Several of his children spoke of times growing up where they would walk by their dad’s office and notice him kneeling or speaking, and they would eavesdrop as he poured out his heart to God on their behalf. How could a child not feel loved by their father, knowing his deepest desire from God was their welfare?

I think often of a beautiful sentiment expressed in the eulogy given at George’s funeral by one of his sons. He quoted a line from the movie, Oz, the Great and Powerful.

Oz has reached the end of the journey and saved the day. Glinda the Good Witch says to him,

“For the record, I knew you had it in you all along.”

Oz replies, “Greatness?

Glinda: “No. Better than that. Goodness.”

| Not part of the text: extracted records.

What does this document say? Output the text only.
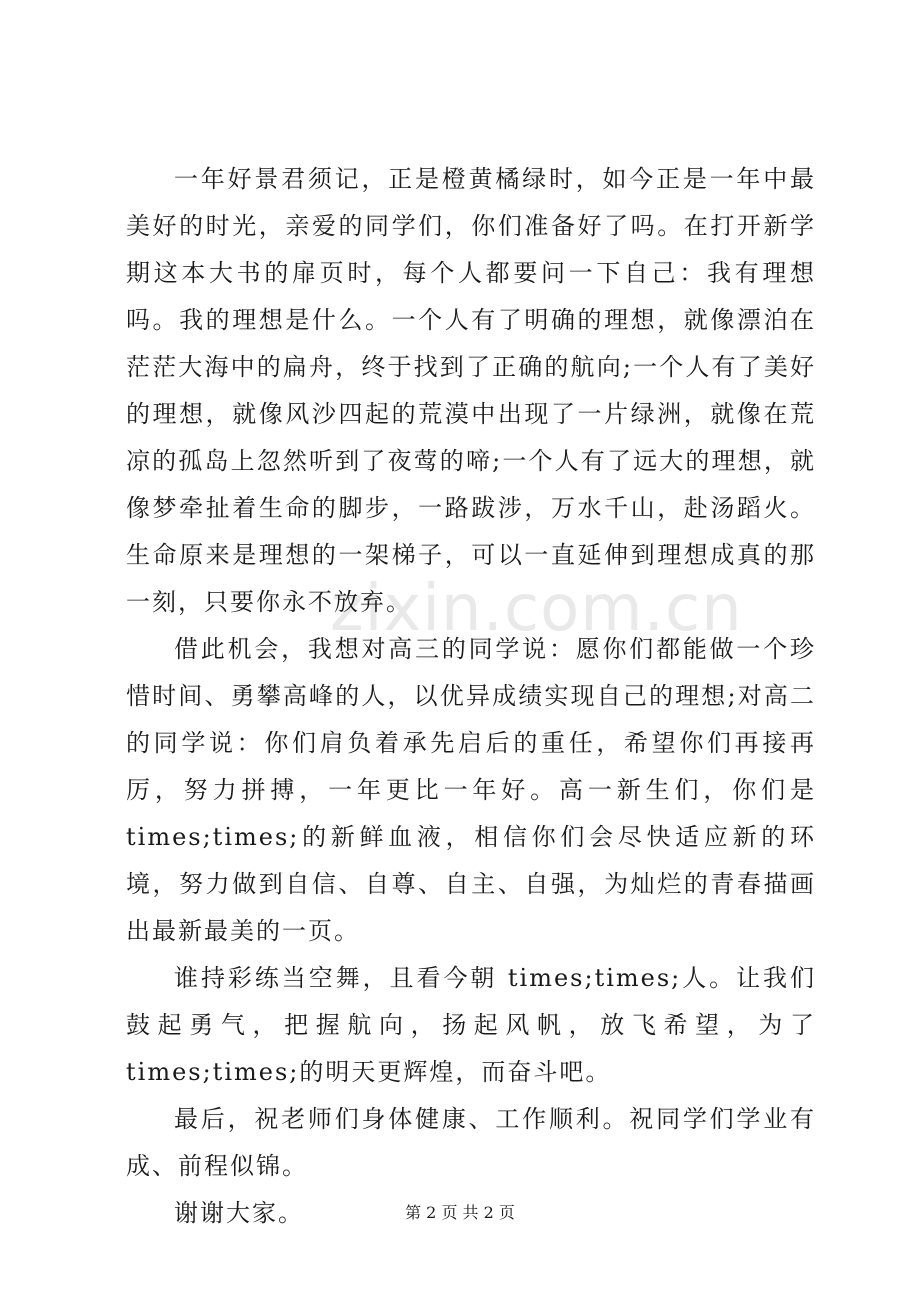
zixin.com.cn

一年好景君须记，正是橙黄橘绿时，如今正是一年中最美好的时光，亲爱的同学们，你们准备好了吗。在打开新学期这本大书的扉页时，每个人都要问一下自己：我有理想吗。我的理想是什么。一个人有了明确的理想，就像漂泊在茫茫大海中的扁舟，终于找到了正确的航向;一个人有了美好的理想，就像风沙四起的荒漠中出现了一片绿洲，就像在荒凉的孤岛上忽然听到了夜莺的啼;一个人有了远大的理想，就像梦牵扯着生命的脚步，一路跋涉，万水千山，赴汤蹈火。生命原来是理想的一架梯子，可以一直延伸到理想成真的那一刻，只要你永不放弃。

借此机会，我想对高三的同学说：愿你们都能做一个珍惜时间、勇攀高峰的人，以优异成绩实现自己的理想;对高二的同学说：你们肩负着承先启后的重任，希望你们再接再厉，努力拼搏，一年更比一年好。高一新生们，你们是 times;times;的新鲜血液，相信你们会尽快适应新的环境，努力做到自信、自尊、自主、自强，为灿烂的青春描画出最新最美的一页。

谁持彩练当空舞，且看今朝 times;times;人。让我们鼓起勇气，把握航向，扬起风帆，放飞希望，为了 times;times;的明天更辉煌，而奋斗吧。

最后，祝老师们身体健康、工作顺利。祝同学们学业有成、前程似锦。

谢谢大家。	第 2 页 共 2 页
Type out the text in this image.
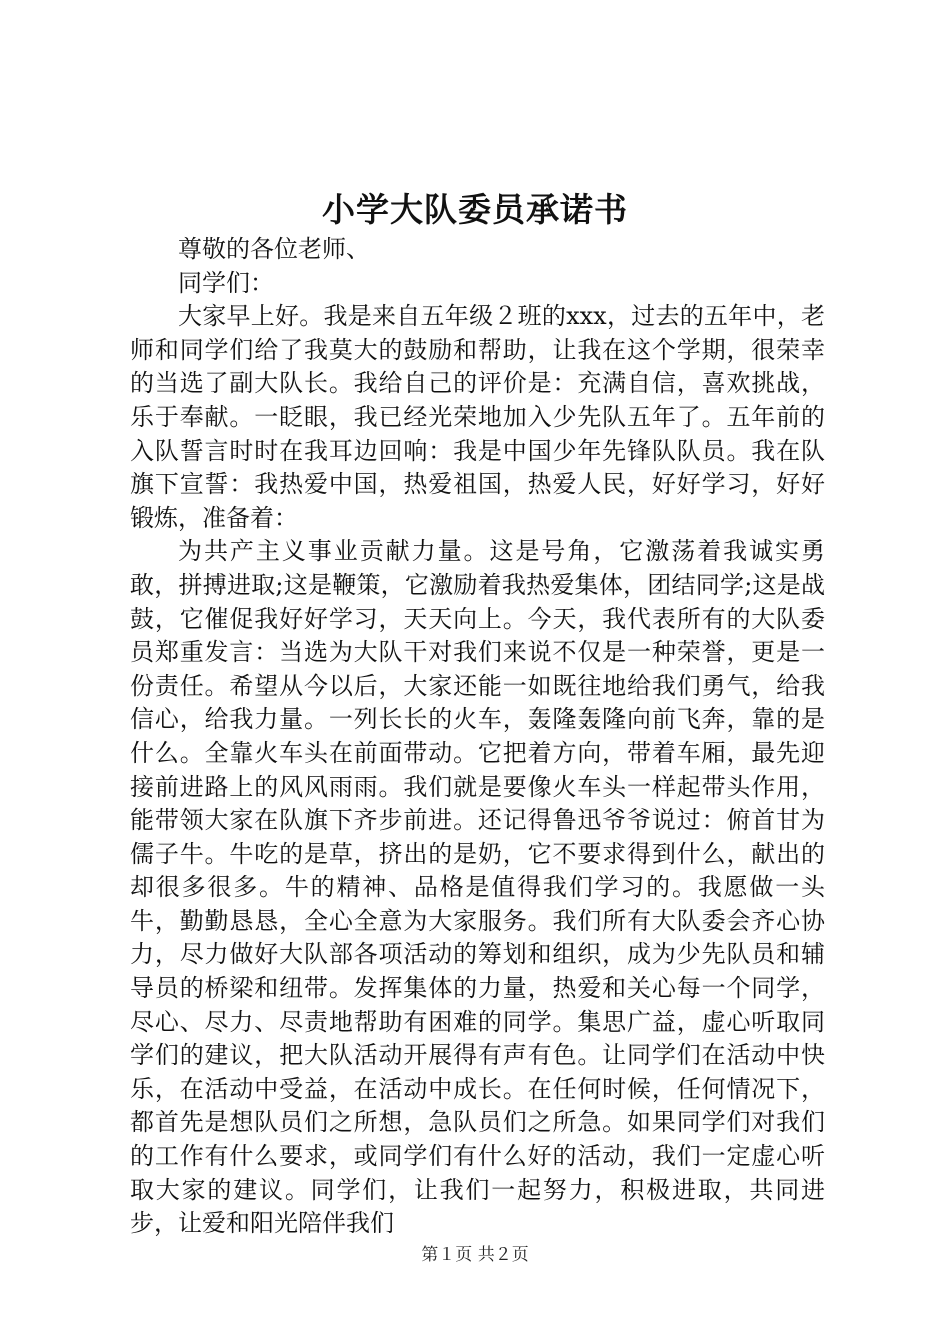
小学大队委员承诺书

尊敬的各位老师、

同学们：

大家早上好。我是来自五年级２班的xxx，过去的五年中，老师和同学们给了我莫大的鼓励和帮助，让我在这个学期，很荣幸的当选了副大队长。我给自己的评价是：充满自信，喜欢挑战，乐于奉献。一眨眼，我已经光荣地加入少先队五年了。五年前的入队誓言时时在我耳边回响：我是中国少年先锋队队员。我在队旗下宣誓：我热爱中国，热爱祖国，热爱人民，好好学习，好好锻炼，准备着：

为共产主义事业贡献力量。这是号角，它激荡着我诚实勇敢，拼搏进取;这是鞭策，它激励着我热爱集体，团结同学;这是战鼓，它催促我好好学习，天天向上。今天，我代表所有的大队委员郑重发言：当选为大队干对我们来说不仅是一种荣誉，更是一份责任。希望从今以后，大家还能一如既往地给我们勇气，给我信心，给我力量。一列长长的火车，轰隆轰隆向前飞奔，靠的是什么。全靠火车头在前面带动。它把着方向，带着车厢，最先迎接前进路上的风风雨雨。我们就是要像火车头一样起带头作用，能带领大家在队旗下齐步前进。还记得鲁迅爷爷说过：俯首甘为儒子牛。牛吃的是草，挤出的是奶，它不要求得到什么，献出的却很多很多。牛的精神、品格是值得我们学习的。我愿做一头牛，勤勤恳恳，全心全意为大家服务。我们所有大队委会齐心协力，尽力做好大队部各项活动的筹划和组织，成为少先队员和辅导员的桥梁和纽带。发挥集体的力量，热爱和关心每一个同学，尽心、尽力、尽责地帮助有困难的同学。集思广益，虚心听取同学们的建议，把大队活动开展得有声有色。让同学们在活动中快乐，在活动中受益，在活动中成长。在任何时候，任何情况下，都首先是想队员们之所想，急队员们之所急。如果同学们对我们的工作有什么要求，或同学们有什么好的活动，我们一定虚心听取大家的建议。同学们，让我们一起努力，积极进取，共同进步，让爱和阳光陪伴我们

第１页 共２页
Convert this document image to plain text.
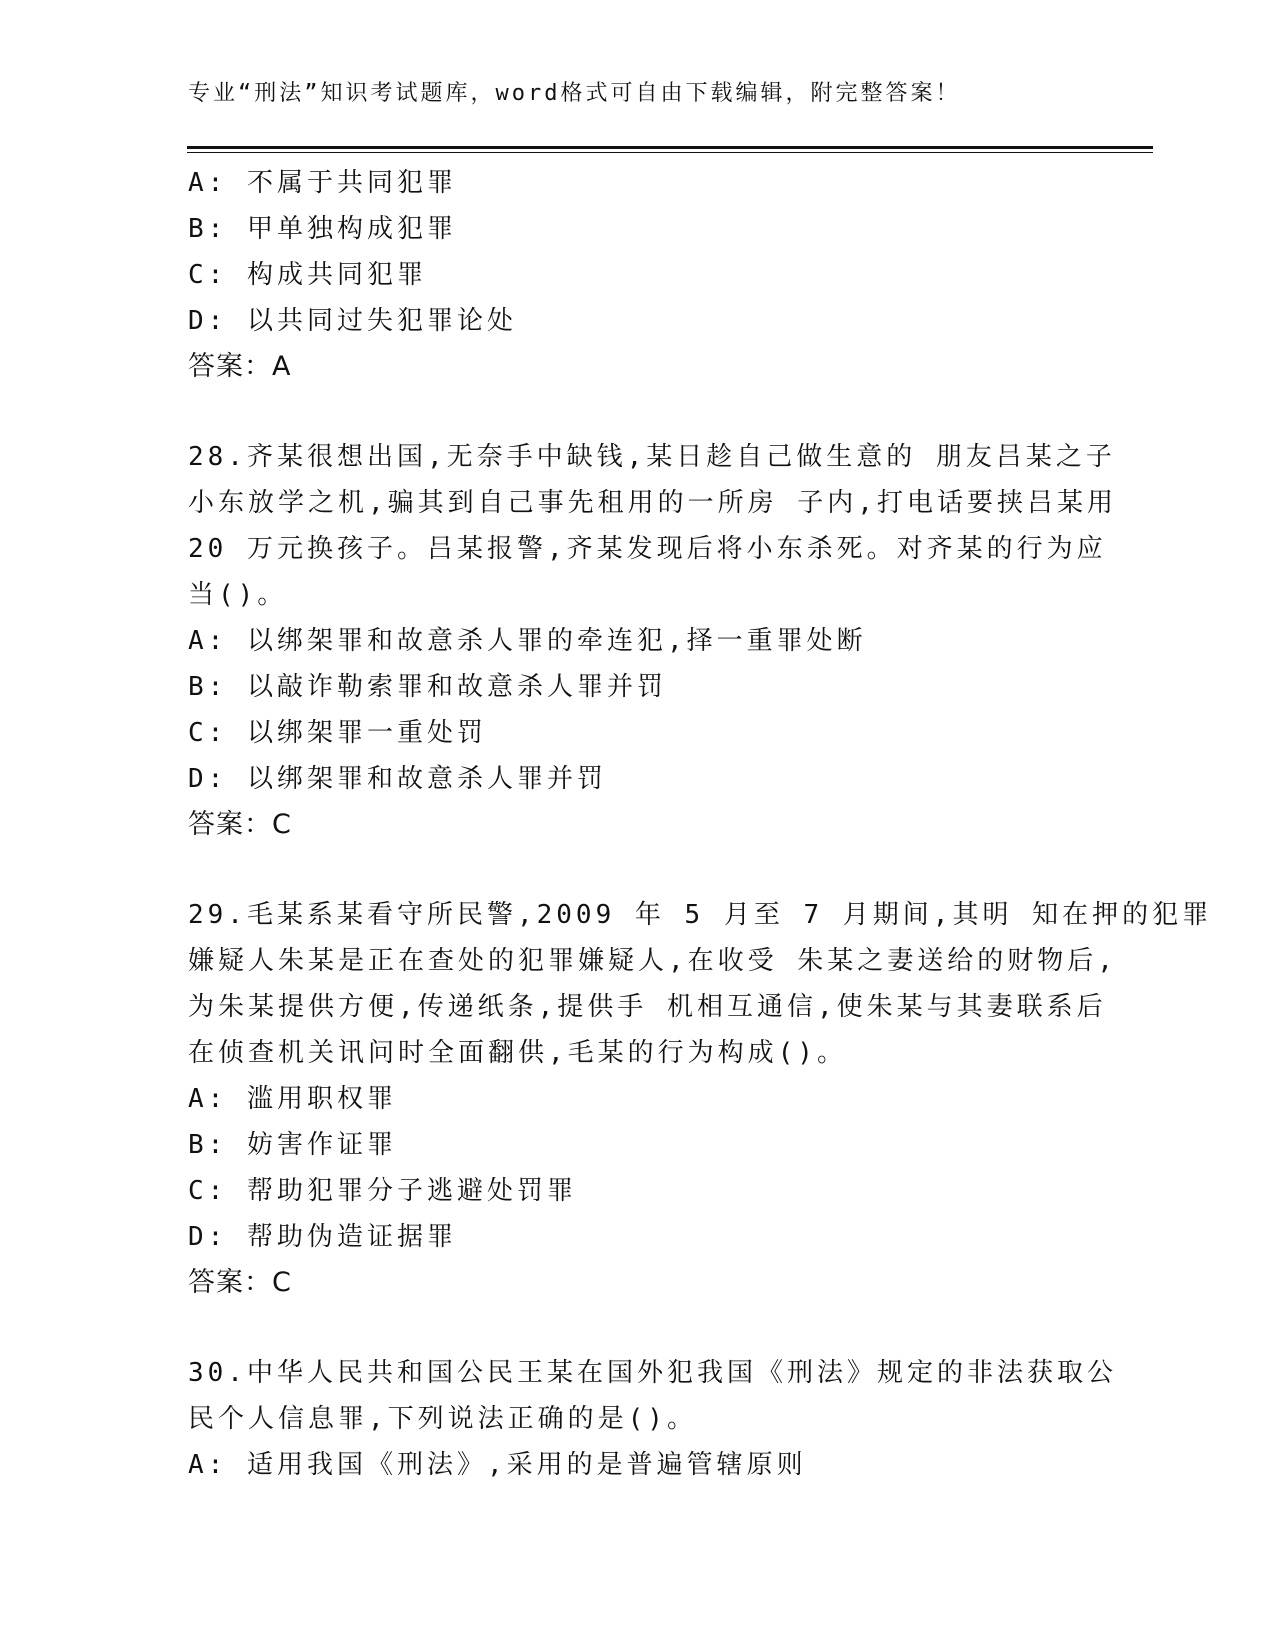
专业“刑法”知识考试题库，word格式可自由下载编辑，附完整答案！
A: 不属于共同犯罪
B: 甲单独构成犯罪
C: 构成共同犯罪
D: 以共同过失犯罪论处
答案：A
28.齐某很想出国,无奈手中缺钱,某日趁自己做生意的 朋友吕某之子
小东放学之机,骗其到自己事先租用的一所房 子内,打电话要挟吕某用
20 万元换孩子。吕某报警,齐某发现后将小东杀死。对齐某的行为应
当()。
A: 以绑架罪和故意杀人罪的牵连犯,择一重罪处断
B: 以敲诈勒索罪和故意杀人罪并罚
C: 以绑架罪一重处罚
D: 以绑架罪和故意杀人罪并罚
答案：C
29.毛某系某看守所民警,2009 年 5 月至 7 月期间,其明 知在押的犯罪
嫌疑人朱某是正在查处的犯罪嫌疑人,在收受 朱某之妻送给的财物后,
为朱某提供方便,传递纸条,提供手 机相互通信,使朱某与其妻联系后
在侦查机关讯问时全面翻供,毛某的行为构成()。
A: 滥用职权罪
B: 妨害作证罪
C: 帮助犯罪分子逃避处罚罪
D: 帮助伪造证据罪
答案：C
30.中华人民共和国公民王某在国外犯我国《刑法》规定的非法获取公
民个人信息罪,下列说法正确的是()。
A: 适用我国《刑法》,采用的是普遍管辖原则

He went on to say that George was not a great man. He was better than that, he was good.

There is much ado surrounding the flashy, prominent, status-laden men of society. Many of them are considered great, but few of them are good.

Another one of George’s sons sat with him months prior to his death, both of them knowing the end was approaching. The son explained how even in the midst of this knowledge, George changed little in his life. I’ve thought of this a lot these past few weeks, wondering what it would take to get me to that point. How many, if they knew they had only months to live, would feel totally at peace continuing to live life the exact same way, day-to-day? Only the pure in heart, only the good.

As I watch my son grow, I can’t help but feel goodness grow in me. His purity carries with it the goodness I saw and felt from George, as only a child could do. I see the goodness in my husband as he strives to carry on this legacy, to promote goodness in the world, beginning with working hard at loving his wife and son.

While in the hospital after open heart surgery, George was heavily sedated but a little coherent. After visiting one day, Jon said “I love you” and went to leave. George responded, “I love you. Who is it?” Of course, he didn’t need to know who said it before responding with love.

Good fathers are a rare and diminishing breed. The more I see of this world, the more I am filled with gratitude for having been given one of my own, one who taught me to marry a man who knows what a real father looks like.

If kindness is the essence of greatness, then one can only be truly great if one is also good.

“Who can say if I’ve been changed for the better… But because I knew you, I have been changed for good.”

Until we meet again, rest in peace Grandpa George.